My Lords, my experience of this comes entirely from the bailiff end of things and in particular from the complaints that people make when the bailiffs come through. The complaints are not necessarily about the bailiffs but about the process that has led to them finding the bailiffs at the door. The level of liability or of the charges is a matter of public record, as is their volume. The policy of councils to make the whole debt due immediately if there is a failure over a couple of months to pay instalments is there on council websites. Both of them are fundamental injustices. The council may be good-hearted in the way that it deals with things. I do not have data on which councils are good or bad; I am merely looking at the overall practice, and I am conscious of the level of complaint and anguish that reaches those who deal with complaints against bailiffs, which is where my understanding comes from.
However, coming back to the basic figures, if you charge £100 for a liability order, it seems to me that you are grossly overcharging, and if you say on your website, as councils do, that if you miss a couple of payments the whole lot is due, that is a fundamentally mistaken way to deal with debt. I therefore like this amendment because I read it as putting some of the onus back on councils, which is where it should be.
I thank the noble Lord for setting that out. However, I really cannot accept the two points that he is making, certainly as they apply to my council. First, the cost may well be averaging £100 but that is because of the care that local authorities take in individual cases. They are not simply sending huge numbers of debts to courts or getting orders. Each case has to be looked at properly to make sure of it.
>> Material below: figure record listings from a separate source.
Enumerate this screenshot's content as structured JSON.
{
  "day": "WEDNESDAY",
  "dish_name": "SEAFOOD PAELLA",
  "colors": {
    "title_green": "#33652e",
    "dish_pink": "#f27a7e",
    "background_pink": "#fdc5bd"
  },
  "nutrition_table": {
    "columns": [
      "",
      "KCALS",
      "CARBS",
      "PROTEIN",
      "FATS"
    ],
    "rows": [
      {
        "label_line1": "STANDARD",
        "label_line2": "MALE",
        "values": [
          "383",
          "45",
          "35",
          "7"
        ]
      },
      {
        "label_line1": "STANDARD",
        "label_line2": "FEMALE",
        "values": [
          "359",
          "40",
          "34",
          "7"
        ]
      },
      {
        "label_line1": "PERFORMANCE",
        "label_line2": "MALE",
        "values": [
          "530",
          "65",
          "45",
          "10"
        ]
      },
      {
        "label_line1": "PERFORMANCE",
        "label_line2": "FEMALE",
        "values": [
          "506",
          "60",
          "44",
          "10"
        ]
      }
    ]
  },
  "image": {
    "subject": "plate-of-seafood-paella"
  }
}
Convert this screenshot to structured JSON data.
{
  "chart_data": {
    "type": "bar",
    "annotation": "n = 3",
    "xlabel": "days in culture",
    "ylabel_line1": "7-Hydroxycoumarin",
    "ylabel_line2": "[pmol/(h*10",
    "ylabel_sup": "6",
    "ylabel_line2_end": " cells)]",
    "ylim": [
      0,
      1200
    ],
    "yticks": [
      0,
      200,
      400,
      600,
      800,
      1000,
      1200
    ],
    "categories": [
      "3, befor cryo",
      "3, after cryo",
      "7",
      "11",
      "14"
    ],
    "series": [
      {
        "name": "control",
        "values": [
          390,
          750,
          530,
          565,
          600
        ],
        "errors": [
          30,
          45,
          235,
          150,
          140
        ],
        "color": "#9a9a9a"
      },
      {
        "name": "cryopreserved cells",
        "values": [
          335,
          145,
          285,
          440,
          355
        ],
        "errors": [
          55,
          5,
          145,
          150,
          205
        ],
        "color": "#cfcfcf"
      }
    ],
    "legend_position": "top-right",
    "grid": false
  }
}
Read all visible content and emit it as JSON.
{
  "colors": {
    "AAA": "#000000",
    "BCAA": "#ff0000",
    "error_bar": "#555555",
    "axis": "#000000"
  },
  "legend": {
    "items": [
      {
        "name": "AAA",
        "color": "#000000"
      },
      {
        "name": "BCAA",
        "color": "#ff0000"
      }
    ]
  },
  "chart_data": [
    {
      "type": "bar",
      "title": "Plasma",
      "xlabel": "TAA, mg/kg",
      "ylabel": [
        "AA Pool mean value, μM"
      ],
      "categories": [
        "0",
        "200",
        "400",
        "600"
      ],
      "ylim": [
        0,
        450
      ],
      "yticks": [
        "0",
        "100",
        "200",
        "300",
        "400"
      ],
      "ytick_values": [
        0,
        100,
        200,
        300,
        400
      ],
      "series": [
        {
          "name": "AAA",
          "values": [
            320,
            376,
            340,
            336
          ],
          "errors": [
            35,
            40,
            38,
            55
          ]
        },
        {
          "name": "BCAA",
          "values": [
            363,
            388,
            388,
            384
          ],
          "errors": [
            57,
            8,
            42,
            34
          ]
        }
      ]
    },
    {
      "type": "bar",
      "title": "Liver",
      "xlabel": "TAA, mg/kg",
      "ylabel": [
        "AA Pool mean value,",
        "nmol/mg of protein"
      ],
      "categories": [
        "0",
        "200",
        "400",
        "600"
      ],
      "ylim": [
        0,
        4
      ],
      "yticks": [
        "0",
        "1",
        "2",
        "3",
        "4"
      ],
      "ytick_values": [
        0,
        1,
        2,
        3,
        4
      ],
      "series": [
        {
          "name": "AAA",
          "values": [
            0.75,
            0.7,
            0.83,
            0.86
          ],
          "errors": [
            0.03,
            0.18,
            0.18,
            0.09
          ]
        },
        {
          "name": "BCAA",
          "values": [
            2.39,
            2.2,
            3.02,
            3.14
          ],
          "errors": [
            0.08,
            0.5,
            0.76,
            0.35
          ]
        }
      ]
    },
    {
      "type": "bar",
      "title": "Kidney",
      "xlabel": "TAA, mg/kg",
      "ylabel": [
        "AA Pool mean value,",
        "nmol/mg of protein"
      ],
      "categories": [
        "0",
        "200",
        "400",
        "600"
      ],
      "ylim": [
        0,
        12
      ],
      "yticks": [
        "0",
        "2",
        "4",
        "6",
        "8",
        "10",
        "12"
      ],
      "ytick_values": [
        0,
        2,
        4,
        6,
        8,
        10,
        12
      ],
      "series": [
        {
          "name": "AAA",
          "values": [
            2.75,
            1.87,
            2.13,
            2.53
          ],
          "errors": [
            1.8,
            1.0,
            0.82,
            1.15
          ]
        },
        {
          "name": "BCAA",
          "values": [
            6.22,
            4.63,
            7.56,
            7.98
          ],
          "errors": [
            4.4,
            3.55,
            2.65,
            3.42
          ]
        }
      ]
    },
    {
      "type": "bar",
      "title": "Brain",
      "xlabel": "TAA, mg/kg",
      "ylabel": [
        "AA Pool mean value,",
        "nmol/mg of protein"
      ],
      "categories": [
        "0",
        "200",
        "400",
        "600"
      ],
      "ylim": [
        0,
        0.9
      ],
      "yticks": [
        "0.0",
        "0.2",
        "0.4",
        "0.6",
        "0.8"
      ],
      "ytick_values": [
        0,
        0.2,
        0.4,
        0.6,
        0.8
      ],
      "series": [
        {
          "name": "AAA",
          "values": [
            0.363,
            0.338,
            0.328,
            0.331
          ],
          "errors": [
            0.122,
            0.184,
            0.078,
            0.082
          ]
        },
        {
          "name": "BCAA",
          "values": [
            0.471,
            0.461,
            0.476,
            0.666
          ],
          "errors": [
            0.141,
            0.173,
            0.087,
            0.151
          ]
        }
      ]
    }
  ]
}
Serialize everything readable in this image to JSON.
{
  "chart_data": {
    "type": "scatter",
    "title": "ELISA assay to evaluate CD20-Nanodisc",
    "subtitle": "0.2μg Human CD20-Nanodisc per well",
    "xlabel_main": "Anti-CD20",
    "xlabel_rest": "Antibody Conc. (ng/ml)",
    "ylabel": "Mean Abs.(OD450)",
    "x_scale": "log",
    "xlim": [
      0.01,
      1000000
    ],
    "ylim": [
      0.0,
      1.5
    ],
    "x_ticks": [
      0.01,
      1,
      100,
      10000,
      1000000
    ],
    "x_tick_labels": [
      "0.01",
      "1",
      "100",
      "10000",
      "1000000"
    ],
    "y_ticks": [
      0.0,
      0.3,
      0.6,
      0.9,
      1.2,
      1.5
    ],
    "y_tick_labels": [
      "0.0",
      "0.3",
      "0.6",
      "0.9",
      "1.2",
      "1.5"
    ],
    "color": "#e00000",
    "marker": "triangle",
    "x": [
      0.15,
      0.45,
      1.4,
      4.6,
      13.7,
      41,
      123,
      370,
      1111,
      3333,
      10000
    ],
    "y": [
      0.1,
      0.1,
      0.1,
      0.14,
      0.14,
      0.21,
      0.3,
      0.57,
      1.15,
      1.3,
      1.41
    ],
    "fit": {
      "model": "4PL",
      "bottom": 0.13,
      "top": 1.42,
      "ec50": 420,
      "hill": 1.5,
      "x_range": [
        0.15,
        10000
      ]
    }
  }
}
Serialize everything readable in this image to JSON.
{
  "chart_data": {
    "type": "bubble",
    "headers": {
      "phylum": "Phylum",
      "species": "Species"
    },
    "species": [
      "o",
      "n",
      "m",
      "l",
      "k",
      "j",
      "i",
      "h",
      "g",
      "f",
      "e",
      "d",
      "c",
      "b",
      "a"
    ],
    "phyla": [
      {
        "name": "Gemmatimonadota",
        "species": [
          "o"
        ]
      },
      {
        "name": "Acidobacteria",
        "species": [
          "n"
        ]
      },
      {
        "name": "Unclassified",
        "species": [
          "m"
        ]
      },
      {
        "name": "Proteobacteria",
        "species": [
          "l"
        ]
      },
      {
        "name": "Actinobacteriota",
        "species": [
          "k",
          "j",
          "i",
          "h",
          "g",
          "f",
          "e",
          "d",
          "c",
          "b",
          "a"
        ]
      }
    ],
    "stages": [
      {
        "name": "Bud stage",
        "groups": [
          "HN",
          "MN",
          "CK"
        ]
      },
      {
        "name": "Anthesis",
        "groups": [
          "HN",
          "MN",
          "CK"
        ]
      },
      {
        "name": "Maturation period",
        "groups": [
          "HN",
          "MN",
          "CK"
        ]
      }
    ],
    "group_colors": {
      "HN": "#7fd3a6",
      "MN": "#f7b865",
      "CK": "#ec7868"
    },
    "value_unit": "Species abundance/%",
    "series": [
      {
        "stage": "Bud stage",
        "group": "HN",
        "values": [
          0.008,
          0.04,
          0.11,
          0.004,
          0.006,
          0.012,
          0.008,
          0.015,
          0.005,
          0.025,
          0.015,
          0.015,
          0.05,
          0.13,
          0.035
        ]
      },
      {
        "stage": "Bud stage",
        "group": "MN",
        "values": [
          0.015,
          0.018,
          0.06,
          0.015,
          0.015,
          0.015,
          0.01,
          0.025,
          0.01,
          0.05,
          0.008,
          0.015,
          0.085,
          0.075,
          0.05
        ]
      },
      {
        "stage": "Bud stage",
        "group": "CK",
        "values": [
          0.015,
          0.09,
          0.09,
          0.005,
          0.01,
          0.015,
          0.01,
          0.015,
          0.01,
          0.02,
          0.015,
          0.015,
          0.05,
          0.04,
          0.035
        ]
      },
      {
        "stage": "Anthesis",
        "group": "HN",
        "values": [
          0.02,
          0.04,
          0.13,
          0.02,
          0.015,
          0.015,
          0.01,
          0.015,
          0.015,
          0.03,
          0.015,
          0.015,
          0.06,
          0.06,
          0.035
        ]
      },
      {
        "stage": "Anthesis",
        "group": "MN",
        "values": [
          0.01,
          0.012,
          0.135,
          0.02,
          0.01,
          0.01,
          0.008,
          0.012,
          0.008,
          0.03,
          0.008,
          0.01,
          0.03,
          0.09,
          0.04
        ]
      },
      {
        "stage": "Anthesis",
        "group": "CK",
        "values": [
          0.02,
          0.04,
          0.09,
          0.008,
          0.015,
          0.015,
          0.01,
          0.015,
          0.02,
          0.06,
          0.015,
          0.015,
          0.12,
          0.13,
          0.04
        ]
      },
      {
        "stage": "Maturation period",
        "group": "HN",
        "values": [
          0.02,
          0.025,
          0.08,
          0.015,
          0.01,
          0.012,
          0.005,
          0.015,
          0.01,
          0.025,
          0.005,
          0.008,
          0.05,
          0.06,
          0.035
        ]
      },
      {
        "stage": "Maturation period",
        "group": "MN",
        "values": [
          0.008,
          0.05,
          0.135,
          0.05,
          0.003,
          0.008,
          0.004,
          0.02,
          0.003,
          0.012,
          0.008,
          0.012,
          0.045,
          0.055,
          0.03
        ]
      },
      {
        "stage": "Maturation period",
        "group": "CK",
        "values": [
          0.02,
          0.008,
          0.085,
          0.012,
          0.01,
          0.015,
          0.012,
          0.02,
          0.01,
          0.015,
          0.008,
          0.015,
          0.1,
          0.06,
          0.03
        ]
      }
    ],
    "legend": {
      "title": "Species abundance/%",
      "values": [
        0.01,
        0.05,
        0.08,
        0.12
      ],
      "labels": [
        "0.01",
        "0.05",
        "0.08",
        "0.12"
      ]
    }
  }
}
The noble Lord’s second point is, in a sense, a misunderstanding. Essentially, there is a contract between a local resident and the council to pay the council tax. The council says it will withdraw that contract only if the payment has not been received and the resident has not informed the council of a change in their circumstances. If residents come back to councils—certainly to mine—to explain their circumstances, we negotiate a new form of payment. If we did not have that provision, people would simply not inform the council and they would not pay on time—and the costs would be even higher than they are.